Kasten yaralama suçunda fail bakımından bilme ve isteme unsurlarının yani kasıt unsurunun gerçekleşmiş olmasına rağmen taksirle yaralama suçunda fail bakımından bilme ve isteme unsurları söz konusu değildir. Fail dikkatsiz davranarak mağdurun yaralanmasına sebep olmakta ya da gerçekleştireceği fiille olumsuz bir sonucun ortaya çıkacağını öngörmekte ancak buna rağmen önlem almamaktadır. İlk anlatılan durum basit taksir ikincisi ise bilinçli taksirdir. Uygulamada en çok görülen bilinçli taksirle adam yaralama durumu trafik kazasında ortaya çıkar. Alkollü araç kullanan kimse alkolün araç kullanma yeteneğini/reflekslerini etkileyeceğini/azaltacağını bilir ancak bir şey olmaz diyerek yine de araç kullanır ve yaralanmaya sebep verir bu durumda suçun faili bilinçli taksirle yaralama suçundan dolayı ceza alır.

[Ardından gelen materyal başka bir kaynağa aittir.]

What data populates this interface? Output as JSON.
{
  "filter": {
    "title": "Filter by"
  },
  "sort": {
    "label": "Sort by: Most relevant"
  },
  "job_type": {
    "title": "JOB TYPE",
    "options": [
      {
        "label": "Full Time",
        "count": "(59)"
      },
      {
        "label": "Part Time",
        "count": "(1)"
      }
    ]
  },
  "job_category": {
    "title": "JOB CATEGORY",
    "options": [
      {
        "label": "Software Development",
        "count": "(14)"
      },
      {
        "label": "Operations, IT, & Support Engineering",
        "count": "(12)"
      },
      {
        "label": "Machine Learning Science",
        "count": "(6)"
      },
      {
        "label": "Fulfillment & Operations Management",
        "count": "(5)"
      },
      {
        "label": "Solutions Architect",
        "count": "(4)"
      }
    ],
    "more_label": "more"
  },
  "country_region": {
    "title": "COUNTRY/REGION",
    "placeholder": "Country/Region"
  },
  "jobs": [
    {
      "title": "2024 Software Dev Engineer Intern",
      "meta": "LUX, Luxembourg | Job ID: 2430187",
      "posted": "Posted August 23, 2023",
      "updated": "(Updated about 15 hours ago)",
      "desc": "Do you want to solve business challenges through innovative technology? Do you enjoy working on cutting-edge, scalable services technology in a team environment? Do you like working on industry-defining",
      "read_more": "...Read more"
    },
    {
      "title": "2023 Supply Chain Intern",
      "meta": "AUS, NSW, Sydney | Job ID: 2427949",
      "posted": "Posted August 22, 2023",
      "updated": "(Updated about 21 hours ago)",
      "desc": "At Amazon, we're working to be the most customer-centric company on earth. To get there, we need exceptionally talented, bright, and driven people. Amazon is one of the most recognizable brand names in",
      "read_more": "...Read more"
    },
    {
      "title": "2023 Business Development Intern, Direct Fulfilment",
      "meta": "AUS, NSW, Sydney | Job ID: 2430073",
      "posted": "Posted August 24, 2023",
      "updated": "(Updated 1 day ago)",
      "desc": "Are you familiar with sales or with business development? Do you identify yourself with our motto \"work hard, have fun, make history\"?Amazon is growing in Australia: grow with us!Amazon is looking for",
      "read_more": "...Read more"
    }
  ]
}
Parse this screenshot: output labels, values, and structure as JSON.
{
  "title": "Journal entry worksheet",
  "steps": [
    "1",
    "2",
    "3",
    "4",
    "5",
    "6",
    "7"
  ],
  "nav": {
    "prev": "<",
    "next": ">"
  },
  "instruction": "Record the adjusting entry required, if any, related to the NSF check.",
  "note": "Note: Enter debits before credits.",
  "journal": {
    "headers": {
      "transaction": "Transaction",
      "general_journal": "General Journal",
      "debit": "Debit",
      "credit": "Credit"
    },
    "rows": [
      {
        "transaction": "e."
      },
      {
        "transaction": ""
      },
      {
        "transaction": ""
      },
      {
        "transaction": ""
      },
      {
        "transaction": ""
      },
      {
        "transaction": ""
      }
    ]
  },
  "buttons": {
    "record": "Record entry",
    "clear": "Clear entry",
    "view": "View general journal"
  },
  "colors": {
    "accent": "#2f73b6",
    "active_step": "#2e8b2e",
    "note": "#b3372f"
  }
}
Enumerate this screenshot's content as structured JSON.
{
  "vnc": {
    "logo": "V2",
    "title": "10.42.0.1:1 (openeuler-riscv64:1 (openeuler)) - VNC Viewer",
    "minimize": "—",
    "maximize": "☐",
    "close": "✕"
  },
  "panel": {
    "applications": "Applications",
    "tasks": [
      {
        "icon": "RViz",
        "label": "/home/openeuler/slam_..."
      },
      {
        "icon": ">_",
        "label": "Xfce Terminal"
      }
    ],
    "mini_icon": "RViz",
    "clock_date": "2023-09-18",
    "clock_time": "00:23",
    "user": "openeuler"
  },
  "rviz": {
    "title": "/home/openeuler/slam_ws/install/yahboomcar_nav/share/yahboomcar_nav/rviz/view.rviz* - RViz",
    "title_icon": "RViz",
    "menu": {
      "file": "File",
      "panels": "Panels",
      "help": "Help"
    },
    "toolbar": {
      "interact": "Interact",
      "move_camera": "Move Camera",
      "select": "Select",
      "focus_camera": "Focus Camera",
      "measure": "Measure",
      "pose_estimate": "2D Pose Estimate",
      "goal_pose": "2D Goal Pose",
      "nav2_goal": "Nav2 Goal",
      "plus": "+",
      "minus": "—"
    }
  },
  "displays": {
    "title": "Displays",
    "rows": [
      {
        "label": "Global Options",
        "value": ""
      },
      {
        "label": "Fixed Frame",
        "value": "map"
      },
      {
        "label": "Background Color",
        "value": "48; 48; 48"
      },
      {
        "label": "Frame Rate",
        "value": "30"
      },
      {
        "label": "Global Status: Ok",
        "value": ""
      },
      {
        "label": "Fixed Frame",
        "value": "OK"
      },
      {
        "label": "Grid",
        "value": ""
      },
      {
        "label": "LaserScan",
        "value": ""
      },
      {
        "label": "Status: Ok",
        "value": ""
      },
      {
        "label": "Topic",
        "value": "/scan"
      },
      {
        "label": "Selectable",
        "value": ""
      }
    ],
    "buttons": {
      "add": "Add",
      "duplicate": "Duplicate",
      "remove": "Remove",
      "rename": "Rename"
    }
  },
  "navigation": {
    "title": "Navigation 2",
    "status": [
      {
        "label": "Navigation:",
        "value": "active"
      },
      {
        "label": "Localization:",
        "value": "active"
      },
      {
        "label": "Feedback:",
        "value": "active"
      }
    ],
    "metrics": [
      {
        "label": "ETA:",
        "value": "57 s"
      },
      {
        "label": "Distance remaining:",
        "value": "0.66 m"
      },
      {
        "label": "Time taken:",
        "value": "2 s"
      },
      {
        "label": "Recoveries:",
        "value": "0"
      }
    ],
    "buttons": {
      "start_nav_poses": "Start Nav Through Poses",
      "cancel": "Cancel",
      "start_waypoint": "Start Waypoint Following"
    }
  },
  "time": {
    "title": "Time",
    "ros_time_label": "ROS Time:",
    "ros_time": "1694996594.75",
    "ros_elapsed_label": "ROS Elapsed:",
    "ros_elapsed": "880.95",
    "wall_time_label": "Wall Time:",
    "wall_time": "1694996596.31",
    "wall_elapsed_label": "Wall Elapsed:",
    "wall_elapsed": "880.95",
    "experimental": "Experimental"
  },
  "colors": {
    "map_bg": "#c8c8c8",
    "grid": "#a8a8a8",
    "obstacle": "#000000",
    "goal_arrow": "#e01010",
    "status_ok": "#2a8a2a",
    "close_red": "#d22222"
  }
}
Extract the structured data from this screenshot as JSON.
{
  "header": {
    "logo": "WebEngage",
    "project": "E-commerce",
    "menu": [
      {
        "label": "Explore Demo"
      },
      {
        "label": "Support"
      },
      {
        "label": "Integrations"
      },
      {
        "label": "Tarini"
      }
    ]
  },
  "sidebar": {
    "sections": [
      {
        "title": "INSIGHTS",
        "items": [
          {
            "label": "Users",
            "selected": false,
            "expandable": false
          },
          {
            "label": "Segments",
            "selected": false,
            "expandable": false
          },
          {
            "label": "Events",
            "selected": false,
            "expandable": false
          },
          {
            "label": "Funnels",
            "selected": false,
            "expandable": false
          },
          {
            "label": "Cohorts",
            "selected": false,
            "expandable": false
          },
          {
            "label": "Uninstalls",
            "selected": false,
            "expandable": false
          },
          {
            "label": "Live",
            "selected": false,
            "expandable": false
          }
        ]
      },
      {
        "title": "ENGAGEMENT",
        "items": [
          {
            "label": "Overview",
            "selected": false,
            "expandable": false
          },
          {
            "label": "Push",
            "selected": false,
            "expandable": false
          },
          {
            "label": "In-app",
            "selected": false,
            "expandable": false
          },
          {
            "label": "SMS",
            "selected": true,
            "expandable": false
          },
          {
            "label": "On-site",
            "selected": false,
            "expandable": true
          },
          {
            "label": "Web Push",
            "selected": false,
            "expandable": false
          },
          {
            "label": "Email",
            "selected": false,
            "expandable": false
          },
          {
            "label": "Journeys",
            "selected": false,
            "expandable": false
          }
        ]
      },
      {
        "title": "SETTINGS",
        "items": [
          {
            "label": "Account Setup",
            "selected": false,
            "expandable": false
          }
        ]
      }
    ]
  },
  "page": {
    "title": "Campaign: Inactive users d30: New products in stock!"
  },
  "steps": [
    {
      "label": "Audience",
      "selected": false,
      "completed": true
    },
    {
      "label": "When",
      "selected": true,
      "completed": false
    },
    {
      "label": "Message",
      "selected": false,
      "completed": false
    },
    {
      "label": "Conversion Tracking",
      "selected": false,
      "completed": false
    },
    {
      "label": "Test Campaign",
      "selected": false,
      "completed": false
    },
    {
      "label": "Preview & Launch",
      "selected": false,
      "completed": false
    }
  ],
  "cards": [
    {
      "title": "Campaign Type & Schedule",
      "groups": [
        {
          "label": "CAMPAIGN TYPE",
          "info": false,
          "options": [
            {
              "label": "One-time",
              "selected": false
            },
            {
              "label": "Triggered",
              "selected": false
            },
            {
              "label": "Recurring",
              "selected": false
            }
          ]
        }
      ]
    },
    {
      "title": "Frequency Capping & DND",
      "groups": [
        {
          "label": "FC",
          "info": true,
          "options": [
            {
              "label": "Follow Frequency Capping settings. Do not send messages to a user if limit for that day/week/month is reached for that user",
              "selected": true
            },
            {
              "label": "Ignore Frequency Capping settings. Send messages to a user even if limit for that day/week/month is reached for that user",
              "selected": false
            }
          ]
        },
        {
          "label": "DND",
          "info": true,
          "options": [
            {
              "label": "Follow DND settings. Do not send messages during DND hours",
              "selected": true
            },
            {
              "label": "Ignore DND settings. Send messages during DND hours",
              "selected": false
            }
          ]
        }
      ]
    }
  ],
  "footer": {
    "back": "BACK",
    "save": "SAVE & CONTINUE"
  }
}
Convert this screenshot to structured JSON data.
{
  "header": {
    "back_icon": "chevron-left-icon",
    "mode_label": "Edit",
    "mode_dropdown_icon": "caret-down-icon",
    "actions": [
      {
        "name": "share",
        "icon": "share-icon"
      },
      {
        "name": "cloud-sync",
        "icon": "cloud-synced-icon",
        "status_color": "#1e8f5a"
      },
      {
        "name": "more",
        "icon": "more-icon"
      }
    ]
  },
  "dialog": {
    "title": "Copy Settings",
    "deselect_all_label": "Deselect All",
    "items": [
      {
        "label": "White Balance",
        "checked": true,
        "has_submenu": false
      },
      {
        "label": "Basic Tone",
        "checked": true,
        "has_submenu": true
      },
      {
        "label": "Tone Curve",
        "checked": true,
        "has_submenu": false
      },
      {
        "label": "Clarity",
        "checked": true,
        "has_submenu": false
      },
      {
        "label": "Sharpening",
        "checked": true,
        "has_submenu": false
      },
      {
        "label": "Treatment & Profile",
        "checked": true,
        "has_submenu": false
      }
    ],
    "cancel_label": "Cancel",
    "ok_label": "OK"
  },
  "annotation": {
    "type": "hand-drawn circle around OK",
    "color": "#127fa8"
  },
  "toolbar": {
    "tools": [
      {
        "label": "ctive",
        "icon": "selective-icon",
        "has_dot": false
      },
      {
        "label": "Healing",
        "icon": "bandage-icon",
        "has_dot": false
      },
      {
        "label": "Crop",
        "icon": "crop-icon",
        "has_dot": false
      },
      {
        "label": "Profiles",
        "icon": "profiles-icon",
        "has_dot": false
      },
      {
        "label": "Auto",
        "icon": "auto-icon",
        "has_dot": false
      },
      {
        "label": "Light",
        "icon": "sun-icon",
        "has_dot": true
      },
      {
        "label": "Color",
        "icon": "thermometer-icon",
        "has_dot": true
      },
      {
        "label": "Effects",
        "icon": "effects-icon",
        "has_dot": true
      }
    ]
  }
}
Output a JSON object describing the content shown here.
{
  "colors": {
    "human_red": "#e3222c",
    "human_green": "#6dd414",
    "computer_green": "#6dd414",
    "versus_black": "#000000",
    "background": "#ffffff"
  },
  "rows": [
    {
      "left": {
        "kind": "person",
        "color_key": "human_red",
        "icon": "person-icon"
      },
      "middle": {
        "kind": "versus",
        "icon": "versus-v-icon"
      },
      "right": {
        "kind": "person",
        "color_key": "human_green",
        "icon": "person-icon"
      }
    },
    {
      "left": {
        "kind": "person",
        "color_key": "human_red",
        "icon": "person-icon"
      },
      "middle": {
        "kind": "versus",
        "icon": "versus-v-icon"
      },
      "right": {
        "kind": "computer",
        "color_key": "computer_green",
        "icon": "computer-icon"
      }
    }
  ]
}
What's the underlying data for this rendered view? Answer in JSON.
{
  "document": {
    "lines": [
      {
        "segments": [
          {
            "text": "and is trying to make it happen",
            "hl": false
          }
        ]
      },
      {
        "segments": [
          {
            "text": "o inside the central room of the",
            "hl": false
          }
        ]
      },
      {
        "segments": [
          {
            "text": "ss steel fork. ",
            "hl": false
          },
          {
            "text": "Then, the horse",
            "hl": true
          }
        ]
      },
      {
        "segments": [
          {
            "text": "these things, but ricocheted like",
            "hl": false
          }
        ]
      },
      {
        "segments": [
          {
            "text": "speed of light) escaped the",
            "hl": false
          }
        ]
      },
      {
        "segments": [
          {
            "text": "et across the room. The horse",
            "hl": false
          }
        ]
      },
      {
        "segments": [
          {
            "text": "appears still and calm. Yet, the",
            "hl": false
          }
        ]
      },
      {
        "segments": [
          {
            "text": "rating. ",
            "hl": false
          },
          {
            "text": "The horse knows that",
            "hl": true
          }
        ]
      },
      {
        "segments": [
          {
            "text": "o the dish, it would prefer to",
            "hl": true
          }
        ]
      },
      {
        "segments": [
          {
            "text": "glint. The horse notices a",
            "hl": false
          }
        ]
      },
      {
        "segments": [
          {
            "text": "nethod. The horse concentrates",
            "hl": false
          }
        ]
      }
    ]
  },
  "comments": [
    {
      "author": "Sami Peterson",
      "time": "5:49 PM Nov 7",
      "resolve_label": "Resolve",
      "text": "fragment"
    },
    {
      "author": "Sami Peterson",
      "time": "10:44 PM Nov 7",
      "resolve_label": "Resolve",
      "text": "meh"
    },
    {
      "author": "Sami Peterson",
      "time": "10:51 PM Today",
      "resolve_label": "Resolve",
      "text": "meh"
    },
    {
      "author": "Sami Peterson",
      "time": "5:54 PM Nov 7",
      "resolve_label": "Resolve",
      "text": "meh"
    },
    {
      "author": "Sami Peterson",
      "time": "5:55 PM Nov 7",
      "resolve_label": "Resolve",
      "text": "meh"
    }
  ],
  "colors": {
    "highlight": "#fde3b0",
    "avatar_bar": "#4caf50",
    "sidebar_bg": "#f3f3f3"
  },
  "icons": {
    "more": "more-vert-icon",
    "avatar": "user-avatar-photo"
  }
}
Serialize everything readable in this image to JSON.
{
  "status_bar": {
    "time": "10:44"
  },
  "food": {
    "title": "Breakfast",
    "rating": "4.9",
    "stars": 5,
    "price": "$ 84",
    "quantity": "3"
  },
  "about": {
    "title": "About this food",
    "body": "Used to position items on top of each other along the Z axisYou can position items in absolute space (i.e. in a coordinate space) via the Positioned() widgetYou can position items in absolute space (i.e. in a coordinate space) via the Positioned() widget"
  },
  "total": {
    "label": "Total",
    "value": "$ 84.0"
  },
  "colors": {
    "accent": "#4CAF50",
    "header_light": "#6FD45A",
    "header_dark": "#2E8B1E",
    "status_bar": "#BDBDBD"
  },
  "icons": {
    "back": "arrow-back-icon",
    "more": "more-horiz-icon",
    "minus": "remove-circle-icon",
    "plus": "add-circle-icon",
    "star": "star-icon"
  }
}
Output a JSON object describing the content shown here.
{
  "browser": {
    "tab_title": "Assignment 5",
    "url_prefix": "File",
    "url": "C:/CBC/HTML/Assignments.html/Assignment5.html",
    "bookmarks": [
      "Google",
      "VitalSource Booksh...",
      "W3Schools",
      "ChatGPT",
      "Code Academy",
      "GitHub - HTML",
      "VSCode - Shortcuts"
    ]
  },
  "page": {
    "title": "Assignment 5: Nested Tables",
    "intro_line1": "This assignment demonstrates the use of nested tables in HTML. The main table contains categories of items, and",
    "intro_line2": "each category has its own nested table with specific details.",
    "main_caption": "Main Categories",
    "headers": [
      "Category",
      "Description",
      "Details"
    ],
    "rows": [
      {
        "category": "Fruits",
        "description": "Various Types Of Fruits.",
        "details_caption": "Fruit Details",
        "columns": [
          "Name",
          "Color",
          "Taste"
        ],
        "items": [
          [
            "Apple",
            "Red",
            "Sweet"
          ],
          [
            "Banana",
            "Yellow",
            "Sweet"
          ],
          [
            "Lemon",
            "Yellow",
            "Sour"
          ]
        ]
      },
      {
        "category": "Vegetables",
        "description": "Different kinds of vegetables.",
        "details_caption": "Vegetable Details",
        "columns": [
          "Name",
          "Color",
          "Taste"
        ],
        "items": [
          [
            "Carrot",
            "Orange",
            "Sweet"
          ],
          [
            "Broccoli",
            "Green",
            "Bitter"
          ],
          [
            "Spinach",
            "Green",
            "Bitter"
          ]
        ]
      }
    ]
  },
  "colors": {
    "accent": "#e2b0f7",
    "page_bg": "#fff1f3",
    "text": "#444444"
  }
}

Taksirle yaralama suçunun temel halinin(TCK 89/1) takibi şikâyete bağlı olup nitelikli halinde(TCK 89/2-3-4) ise eğer söz konusu suç bilinçli taksir ile işlenmiş ise mağdurun şikâyeti aranmaz. Suçun takibinin şikâyete bağlı olmasından maksat taksirle yaralama suçuna maruz kalan kimse eğer suç için şikâyetçi olmazsa faile karşı soruşturma açılmaz, eğer mağdur yargılama sırasında şikâyetini geri çekerse ceza davası düşer.

Ayrıca taksirle yaralama suçu uzlaştırmaya tabidir. Taraflar uzlaştırma bürosu tarafından uzlaşmaya davet edilir uzlaşılamaması halinde ise ceza davası açılır. Ceza davası neticesinde suçun temel hali işlenmiş ise(TCK 89/1) fail üç aydan bir yıla kadar hapis veya adlî para cezası ile cezalandırılır. Ancak suçun nitelikli hali(TCK89/2-3-4) işlenmiş ise verilecek ceza bir kat oranında arttırılır.

5237 sayılı Türk Ceza Kanunu cezai sorumluluğu, kasıtlı sorumluluk ve taksirli sorumluluktan oluşmaktadır. Ceza hukukunda esas olan sorumluluk, kasıtlı sorumluluktur. Taksirli sorumluluk ise, istisnai niteliktedir. Türk Ceza Kanunu, 21. maddesinin 1. fıkrasında kastı, 2. fıkrasında ise, olası kastı tanımlamıştır. Kastı, “Suçun kanuni tanımındaki unsurların bilinerek ve istenerek gerçekleştirmesidir.” şeklinde tanımlamaktadır. Taksir ise, genel olarak istenen bir hareketin, istenmeyen neticesinden sorumluluktur.

Taksir, 22. maddede “Dikkat ve özen yükümlülüğüne aykırılık dolayısıyla, bir davranışın suçun kanuni tanımında belirtilen neticesi öngörülmeyerek gerçekleştirilmesidir.” şeklinde tanımlanmaktadır. Taksirle yaralama suçu ve cezası ele alınırken taksirin ne olduğunu bilmek bu nedenle önemlidir.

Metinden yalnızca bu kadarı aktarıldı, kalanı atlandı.